I'm really hoping this works for me the next time I read another news article about Lord Voldemort Trump, his band of Dementors, most of the GOP, and the billionaires who own the government. I had to laugh out loud at the dentist's office yesterday reading about "what Barack and Michelle are doing now" in PEOPLE magazine. Mention was made of Michelle getting "riled" at Trump's shenanigans. You and me, sistah. I have to take breaks from the steady gush of troubling news just to get some relief from a constant state of rile.

I'm not sure that anyone on the planetpast or present, public figure or intimate—has come close to the assault that Twittler aka Agent Orange wreaks on my emotional and mental and psychological equilibrium. I knew that I had fully entered an alternative reality when the voice and opinions of George Dubbya were beginning to sound like those of a sage humanitarian. Hell had indeed frozen over, no need to grab the remote and flip over to The Weather Channel.

And yet...and yet, I fully agree that Holly and Rumi and Seane are onto something. Anger IS a messenger and a call to action. I can't afford to be lax about my mental and emotional and spiritual hygiene. I have to pay more attention than ever to the Norton Security program in my head that alerts me of potential threats from Fear and Anxiety viruses or hostile takeovers by We're All Gonna Die Horribly! Malware. I have to stay in the moment, joyfully sober, clear-headed, open-hearted, physically fit, one with the natural world, intuitively sensitive, and grounded in love.

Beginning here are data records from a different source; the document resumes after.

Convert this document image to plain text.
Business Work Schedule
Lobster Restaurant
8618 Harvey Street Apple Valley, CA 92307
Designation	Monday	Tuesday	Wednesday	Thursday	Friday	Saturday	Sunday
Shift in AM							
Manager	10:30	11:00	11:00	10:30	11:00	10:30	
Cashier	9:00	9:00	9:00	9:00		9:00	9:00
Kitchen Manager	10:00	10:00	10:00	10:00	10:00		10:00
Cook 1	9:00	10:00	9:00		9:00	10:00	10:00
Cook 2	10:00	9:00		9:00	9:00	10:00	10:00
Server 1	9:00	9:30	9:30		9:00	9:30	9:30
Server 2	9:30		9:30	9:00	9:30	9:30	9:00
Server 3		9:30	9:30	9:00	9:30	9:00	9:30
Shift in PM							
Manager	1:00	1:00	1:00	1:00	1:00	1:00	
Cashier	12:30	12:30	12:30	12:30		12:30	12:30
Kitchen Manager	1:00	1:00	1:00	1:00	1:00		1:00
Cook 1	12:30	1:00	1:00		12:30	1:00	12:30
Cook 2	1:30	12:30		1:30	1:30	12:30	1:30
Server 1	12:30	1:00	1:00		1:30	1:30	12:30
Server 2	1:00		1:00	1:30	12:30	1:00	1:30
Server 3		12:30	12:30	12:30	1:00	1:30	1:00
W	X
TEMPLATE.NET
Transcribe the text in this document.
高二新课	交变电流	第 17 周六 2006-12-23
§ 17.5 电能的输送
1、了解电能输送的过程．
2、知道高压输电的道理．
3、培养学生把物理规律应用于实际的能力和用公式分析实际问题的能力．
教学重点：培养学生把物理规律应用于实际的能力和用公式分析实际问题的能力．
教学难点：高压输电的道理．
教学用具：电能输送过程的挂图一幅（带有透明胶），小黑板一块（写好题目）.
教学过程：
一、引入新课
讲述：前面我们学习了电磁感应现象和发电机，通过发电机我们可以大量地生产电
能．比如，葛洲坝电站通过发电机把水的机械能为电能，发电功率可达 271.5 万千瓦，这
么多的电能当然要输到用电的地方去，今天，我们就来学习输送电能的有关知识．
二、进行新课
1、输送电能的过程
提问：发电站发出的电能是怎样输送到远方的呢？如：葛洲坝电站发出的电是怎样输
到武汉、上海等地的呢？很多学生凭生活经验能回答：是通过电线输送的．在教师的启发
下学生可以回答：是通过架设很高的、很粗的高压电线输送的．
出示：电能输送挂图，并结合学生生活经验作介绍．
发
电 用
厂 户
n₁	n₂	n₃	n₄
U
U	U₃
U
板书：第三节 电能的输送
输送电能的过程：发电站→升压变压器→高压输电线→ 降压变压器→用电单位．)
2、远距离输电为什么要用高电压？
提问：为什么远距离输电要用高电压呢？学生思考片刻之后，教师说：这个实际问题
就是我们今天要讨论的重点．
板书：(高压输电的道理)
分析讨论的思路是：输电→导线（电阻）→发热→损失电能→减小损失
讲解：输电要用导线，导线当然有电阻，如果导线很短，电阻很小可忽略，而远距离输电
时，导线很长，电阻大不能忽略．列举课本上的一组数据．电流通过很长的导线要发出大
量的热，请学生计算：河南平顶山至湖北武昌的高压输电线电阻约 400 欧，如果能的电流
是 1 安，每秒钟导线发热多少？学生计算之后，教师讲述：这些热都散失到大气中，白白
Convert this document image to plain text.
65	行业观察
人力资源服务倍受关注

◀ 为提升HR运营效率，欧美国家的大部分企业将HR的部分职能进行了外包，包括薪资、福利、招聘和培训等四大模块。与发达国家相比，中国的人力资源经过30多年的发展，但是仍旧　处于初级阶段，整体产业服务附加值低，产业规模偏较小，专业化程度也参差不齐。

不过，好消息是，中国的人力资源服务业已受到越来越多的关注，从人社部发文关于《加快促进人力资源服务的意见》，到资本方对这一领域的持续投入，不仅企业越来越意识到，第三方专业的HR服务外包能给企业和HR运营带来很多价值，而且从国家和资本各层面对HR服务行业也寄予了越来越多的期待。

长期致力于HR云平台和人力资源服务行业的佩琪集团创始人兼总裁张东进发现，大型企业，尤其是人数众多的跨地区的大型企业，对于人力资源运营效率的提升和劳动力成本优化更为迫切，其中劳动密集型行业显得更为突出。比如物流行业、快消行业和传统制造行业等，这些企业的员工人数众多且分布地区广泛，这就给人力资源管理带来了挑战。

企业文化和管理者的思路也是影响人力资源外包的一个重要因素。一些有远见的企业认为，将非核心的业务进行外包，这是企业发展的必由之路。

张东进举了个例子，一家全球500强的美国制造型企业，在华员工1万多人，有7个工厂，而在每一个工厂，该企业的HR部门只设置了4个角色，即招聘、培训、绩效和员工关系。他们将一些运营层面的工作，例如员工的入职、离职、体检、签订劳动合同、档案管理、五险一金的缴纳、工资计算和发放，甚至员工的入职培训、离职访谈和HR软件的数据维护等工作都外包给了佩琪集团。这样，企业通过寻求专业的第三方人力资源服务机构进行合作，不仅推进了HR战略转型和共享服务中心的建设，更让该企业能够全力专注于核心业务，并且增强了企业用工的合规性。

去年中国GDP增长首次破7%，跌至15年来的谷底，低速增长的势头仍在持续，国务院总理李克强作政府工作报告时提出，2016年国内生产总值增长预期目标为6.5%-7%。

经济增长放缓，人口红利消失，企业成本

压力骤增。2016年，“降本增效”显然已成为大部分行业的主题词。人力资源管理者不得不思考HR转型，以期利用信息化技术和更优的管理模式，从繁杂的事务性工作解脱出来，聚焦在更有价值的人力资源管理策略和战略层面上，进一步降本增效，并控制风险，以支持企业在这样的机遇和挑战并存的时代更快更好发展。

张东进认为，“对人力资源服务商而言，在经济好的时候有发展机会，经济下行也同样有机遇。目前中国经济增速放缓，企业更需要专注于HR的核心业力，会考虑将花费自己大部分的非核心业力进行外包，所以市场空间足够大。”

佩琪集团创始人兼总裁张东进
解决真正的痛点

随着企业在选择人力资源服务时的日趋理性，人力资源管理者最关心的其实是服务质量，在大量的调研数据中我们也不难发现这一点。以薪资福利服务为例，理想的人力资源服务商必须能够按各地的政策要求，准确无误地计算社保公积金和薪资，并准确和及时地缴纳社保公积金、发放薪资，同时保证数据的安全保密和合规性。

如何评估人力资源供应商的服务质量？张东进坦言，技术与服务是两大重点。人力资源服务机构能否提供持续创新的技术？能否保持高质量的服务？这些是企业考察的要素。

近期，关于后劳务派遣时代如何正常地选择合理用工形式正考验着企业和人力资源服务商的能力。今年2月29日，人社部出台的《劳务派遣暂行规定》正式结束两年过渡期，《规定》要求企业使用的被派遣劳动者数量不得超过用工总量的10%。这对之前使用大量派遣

My faith in who and what is ultimately in charge has to be re-charged each and every day in meditationincluding a powerfully projected vision of the emerging Divine Human and healing transformation for our entire planet. And I need a spiritual tribe, a sangha, a stream of inspiration from and association with Lightbearers and Spiritual Warriors.

It's going to take a lot of mindfulness and yoga and breathing exercises and gongs and singing bowls and "being with" and shedding negativity and tolerance and forgiveness and lemon water and showing up and contributing and pitching in to good causes.

Possibly a little chocolate now and then, I'm not sure yet.